If the size of the space requested is zero, the behavior is implementation-defined; the value returned shall be either a null pointer or a unique pointer.
As per the specification, it has to be a unique pointer.
Being tasked to implement a specification typically means having to pass extensive conformance tests and having to answer for instances of noncompliance. You soon learn to follow the spec to the letter, to the best of your abilities, unless you can make a strong case to your management for each specific deviation.
But the letter is non-specific. It doesn't clarify if unique refers to unique when compared to non-zero allocations, or unique when called multiple times.

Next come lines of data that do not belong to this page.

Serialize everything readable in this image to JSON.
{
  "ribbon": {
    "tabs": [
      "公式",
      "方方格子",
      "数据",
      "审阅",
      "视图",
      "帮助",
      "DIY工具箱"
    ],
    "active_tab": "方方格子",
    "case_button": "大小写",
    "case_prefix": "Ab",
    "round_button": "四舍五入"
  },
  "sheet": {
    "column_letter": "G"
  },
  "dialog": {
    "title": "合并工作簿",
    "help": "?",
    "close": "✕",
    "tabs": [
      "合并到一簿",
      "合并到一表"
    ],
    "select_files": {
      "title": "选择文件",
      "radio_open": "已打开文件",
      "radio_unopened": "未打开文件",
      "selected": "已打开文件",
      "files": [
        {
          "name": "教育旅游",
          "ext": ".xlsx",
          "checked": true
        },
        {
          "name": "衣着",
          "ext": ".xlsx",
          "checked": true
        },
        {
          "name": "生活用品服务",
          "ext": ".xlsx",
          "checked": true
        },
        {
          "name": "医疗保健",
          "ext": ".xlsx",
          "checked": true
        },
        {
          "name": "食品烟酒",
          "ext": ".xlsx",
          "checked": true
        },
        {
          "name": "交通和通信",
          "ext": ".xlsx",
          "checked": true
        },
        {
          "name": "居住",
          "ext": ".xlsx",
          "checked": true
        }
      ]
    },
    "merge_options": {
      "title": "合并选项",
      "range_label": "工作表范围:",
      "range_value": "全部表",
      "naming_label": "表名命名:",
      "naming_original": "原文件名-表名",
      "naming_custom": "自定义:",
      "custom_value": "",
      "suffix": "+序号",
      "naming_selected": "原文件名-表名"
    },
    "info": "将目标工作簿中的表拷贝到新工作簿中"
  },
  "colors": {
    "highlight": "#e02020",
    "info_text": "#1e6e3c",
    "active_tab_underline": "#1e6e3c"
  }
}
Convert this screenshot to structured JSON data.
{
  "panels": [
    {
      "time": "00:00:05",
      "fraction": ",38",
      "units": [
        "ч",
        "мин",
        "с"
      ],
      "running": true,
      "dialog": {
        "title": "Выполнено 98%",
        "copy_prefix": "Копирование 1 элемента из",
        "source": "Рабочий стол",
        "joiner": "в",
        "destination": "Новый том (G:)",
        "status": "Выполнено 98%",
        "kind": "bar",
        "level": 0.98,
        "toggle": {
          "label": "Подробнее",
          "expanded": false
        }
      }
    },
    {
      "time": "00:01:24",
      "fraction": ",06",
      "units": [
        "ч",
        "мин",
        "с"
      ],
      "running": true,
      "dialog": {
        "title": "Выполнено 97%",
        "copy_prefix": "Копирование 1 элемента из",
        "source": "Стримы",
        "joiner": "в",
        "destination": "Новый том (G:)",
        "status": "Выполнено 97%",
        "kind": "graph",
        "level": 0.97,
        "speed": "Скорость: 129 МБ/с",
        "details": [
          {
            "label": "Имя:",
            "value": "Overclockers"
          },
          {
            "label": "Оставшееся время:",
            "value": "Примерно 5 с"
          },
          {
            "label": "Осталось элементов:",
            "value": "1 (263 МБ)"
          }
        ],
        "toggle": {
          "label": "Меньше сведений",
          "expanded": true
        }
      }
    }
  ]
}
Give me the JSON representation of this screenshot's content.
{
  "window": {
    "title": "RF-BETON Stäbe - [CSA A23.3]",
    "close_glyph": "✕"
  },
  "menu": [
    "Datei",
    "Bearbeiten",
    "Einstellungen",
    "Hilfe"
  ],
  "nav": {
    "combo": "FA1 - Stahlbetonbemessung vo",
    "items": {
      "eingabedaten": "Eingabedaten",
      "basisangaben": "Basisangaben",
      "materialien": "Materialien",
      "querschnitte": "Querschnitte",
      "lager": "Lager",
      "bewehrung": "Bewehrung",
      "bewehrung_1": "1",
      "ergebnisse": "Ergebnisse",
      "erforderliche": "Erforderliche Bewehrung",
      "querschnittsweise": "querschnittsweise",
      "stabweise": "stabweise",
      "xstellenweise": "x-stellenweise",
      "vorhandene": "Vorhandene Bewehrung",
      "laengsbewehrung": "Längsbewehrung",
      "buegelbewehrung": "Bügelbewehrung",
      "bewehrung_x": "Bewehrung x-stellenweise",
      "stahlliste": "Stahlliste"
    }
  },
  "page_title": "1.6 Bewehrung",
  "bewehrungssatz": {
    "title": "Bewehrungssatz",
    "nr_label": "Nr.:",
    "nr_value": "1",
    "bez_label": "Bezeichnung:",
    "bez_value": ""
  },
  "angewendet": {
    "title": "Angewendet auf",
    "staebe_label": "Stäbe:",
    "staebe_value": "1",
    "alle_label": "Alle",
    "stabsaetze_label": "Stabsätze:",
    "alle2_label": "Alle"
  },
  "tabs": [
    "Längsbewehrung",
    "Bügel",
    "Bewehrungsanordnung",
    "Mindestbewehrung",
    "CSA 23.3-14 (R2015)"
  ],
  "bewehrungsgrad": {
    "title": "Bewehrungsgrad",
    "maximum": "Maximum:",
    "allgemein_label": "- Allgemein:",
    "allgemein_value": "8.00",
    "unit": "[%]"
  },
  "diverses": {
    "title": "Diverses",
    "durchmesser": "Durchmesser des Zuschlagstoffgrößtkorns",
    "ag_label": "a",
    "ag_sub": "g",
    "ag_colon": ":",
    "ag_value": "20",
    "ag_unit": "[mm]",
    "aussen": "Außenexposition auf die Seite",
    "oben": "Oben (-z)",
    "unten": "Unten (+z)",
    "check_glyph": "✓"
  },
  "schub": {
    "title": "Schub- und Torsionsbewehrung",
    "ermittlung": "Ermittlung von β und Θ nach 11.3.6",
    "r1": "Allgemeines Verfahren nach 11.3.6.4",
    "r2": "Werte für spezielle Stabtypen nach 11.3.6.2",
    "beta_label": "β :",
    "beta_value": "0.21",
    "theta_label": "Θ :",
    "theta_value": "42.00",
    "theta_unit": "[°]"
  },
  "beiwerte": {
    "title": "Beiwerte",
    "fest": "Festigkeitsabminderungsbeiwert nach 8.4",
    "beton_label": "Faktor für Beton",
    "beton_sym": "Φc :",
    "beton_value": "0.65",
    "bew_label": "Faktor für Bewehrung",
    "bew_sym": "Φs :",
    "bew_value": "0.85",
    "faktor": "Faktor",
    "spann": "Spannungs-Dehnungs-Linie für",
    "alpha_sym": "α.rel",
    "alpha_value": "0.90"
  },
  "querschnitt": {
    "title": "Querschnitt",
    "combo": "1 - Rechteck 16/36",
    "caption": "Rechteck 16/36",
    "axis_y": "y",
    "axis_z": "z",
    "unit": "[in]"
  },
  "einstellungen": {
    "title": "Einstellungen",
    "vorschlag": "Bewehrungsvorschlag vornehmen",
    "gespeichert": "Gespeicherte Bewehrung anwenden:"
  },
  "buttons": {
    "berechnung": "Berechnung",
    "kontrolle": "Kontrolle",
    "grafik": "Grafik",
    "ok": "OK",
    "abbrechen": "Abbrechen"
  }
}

The C99 standard[1] seems to have worded it more precisely:
If the size of the space requested is zero, the behavior is implementation- defined: either a null pointer is returned, or the behavior is as if the size were some nonzero value, except that the returned pointer shall not be used to access an object.
Could you please specify what have you meant by Fixed Function blocks on Adreno300+? Did you mean regular Rasterizer, DS and vertex assembler by this, or even portions of old FFP functionality just like lighting and etc from ES 1.x?
Because I think there is no need in HW 1.x support, since even Samsung in their FIMG emulated most of classic FFP functionality like combiners through shades.
I haven't investigated SGX53x drivers yet, but I think it was very same, since PVR MBX architecture was mostly abandoned in 2010.
And second question:
Why so many of early qcom android smartphones lacked GPU drivers at all? For example HTC Dream wasn't shipped with gpu drivers, as well as Magic and many Huawei models? For example, Moto droid has GPU drivers from the start.
> Could you please specify what have you meant by Fixed Function blocks on Adreno300+? Did you mean regular Rasterizer, DS and vertex assembler by this, or even portions of old FFP functionality just like lighting and etc from ES 1.x?
This happened almost 20 years ago and I can't even remember what I had for breakfast yesterday, so take everything I say with a grain of salt.
Re. The switch from Adreno 200 to 300. Both had a unified (vertex+pixel) programmable shader unit. They were completely different, with the 200 sporting a VLIW 4+1 vector unit that AMD used at the time, while the 300 was scalar and based on Qualcomm's unreleased QShader core. This made things a lot easier for the poor compiler team.
Sorry, I don't want to go into details about what features were implemented in hardware vs shaders. Every GPU does things a little differently in that regard and there's always some secret sauce. Sometimes features are fully implemented in hardware, sometimes they are fully based on shaders, and often there's a bit of both.
As for Imagination Technologies' SGX 530, which was the successor to PVR MBX, it also had a scalar unified shader unit. I never worked on the MBX, but I was involved in the development of the SGX family back in 2006-2007. Once again, the details of what features were implemented in hardware vs shaders was complicated and I won't get into the secret sauce.
> Why so many of early qcom android smartphones lacked GPU drivers at all? For example HTC Dream wasn't shipped with gpu drivers, as well as Magic and many Huawei models
The question is puzzling to me. The drivers may not be easy to find, but OpenGL would not work without drivers. The HTC Dream shipped with Adreno 130, which I had the unfortunate experience of having to support circa 2008 even though I had not been involved in its development. It felt ancient even at the time, with a super basic vertex shader that we had to manually program in the most rudimentary assembly. Did it even have a pixel shader? God, I can't remember a thing. It did support user clipping planes and stencils. Oh, the nightmares, they haunt me.
Sorry, going back on topic. Yeah, there were drivers for that clunker. They must be hidden somewhere. Please spare a prayer for the souls of the poor bastards who had to work on that abomination. I can't understand how they were able to hold on to their sanity after going through that experience.
Thanks for refreshing my memory. It was Type II fun, for sure.
Well, sure, standards compliance doesn't matter much on such a small device.
Personally I'd be less worried about uniqueness and more worried about alignment. An address of -1 would violate alignment requirements on most modern targets. But that may have been fine on the target in question; older microcontrollers tended to not have any hardware-level alignment requirements, and the C implementation could have treated all types as having alignment 1.